Attacks on social media hurt school district
Your excellent Jan. 30 report on Montclair’s achievement gap (“Inside the Gap,” page 1) laments the high turnover in leadership in the school district and its impact on sustaining a program to close the opportunity gap. You need to look no further than your page 2 story, “Controversy,” [about parents accusing the interim schools superintendent of racism] for a cause.
It seems to be impossible to serve in a paid, volunteer, or political position in Montclair without being savaged, sometime frequently, on social media. The attacks are shared and amplified in the social media echo chamber, often by people with no direct knowledge of the “crime.”

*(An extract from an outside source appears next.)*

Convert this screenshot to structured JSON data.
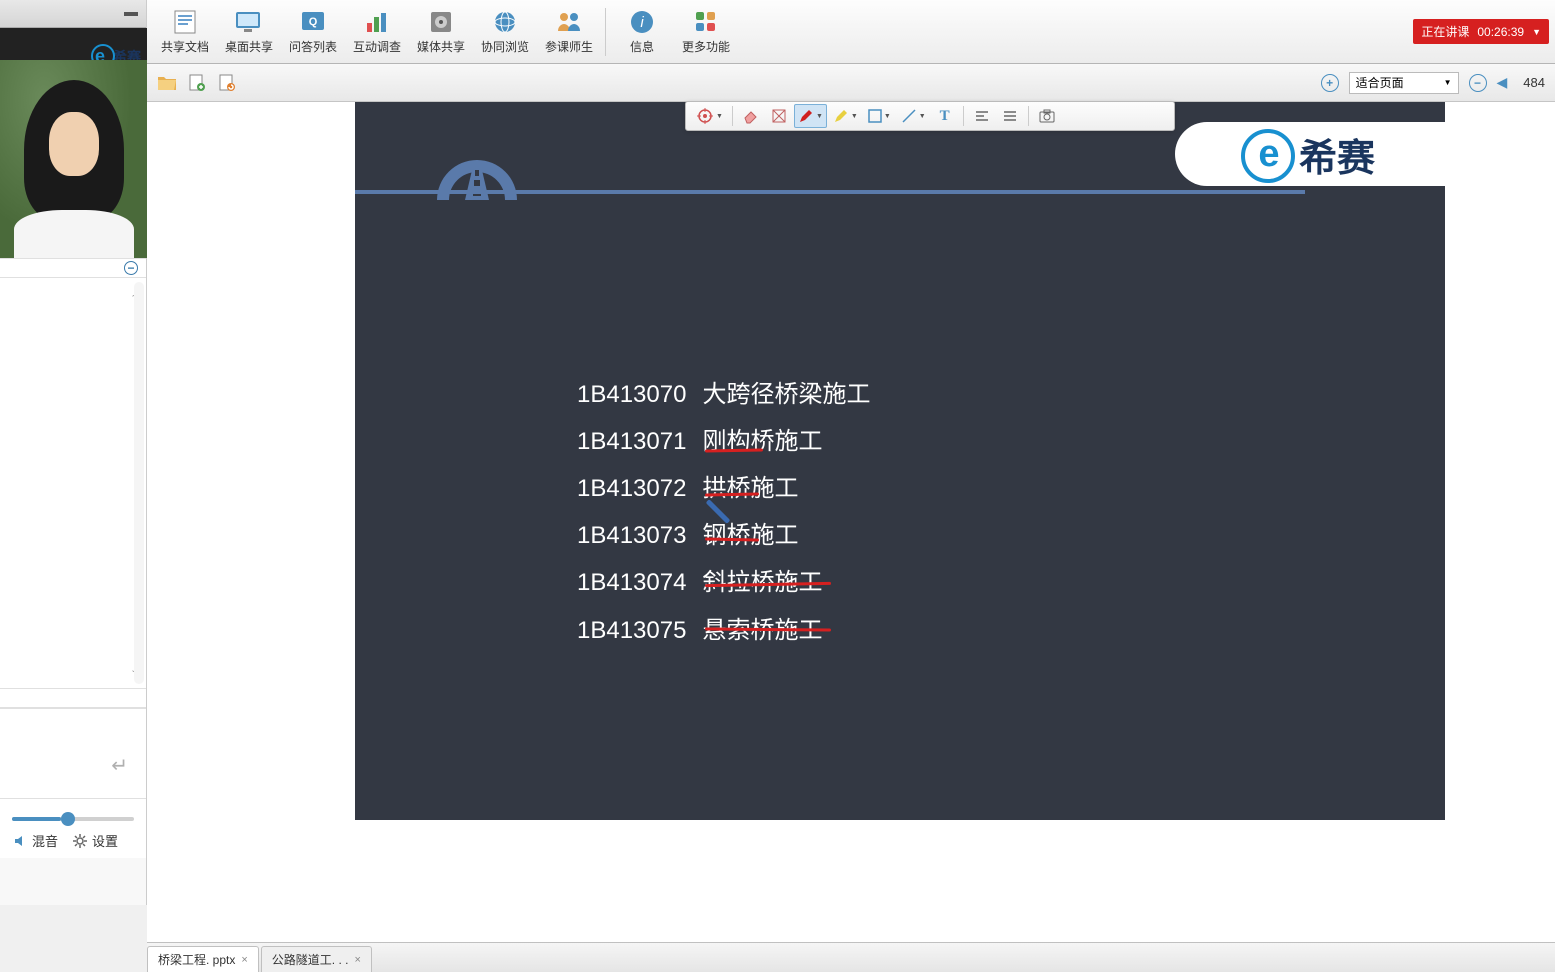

Why, then, are we surprised that we cycle through multiple school superintendents? Why are we surprised when school board members (volunteers) resign to protect their families from abuse? Why, given our track record, would any talented sane person want to serve here?
Third-grade math achievement is predictive
The Jan. 30 article on the achievement gap (“Inside the gap,” page 1) raises many important points. Alas, it mentions math only once, and doesn’t discuss the need for improvement in the first three grades. The 85-page Achievement Panel Advisory Report mentioned in the article also did not mention K-3 math although it did observe that the long-term achievement of students can be predicted by their achievement in third grade.
The change in math achievement of students whose K-3 math education has improved is often dramatic, but Montclair has refused to address this issue, as has New Jersey. When I asked 75 New Jersey African American mathematicians in the 1980’s what could be done to increase African American participation in mathematics, the response was uniform and emphatic. “Teach mathematics better in elementary school. The way it is now, if you aren’t taught it at home, you don’t learn it at all, so any ethnic group that is underrepresented will remain so until elementary schools change.”
I then won grants for helping third grade teachers learn more mathematics. The results were dramatic. Classes that had had medians of 20th percentile in math on standardized tests were quickly getting 60th percentile averages.
Montclair has been shameful. It refused to support teachers participating in my programs. Two participated anyway, but afterward one was switched against her will to teach social studies full time.
What can be done? I am no longer active in this, but our township has some excellent math teachers in the middle and high schools who with released time probably would enjoy performing miracles that would make their lives easier in the long run.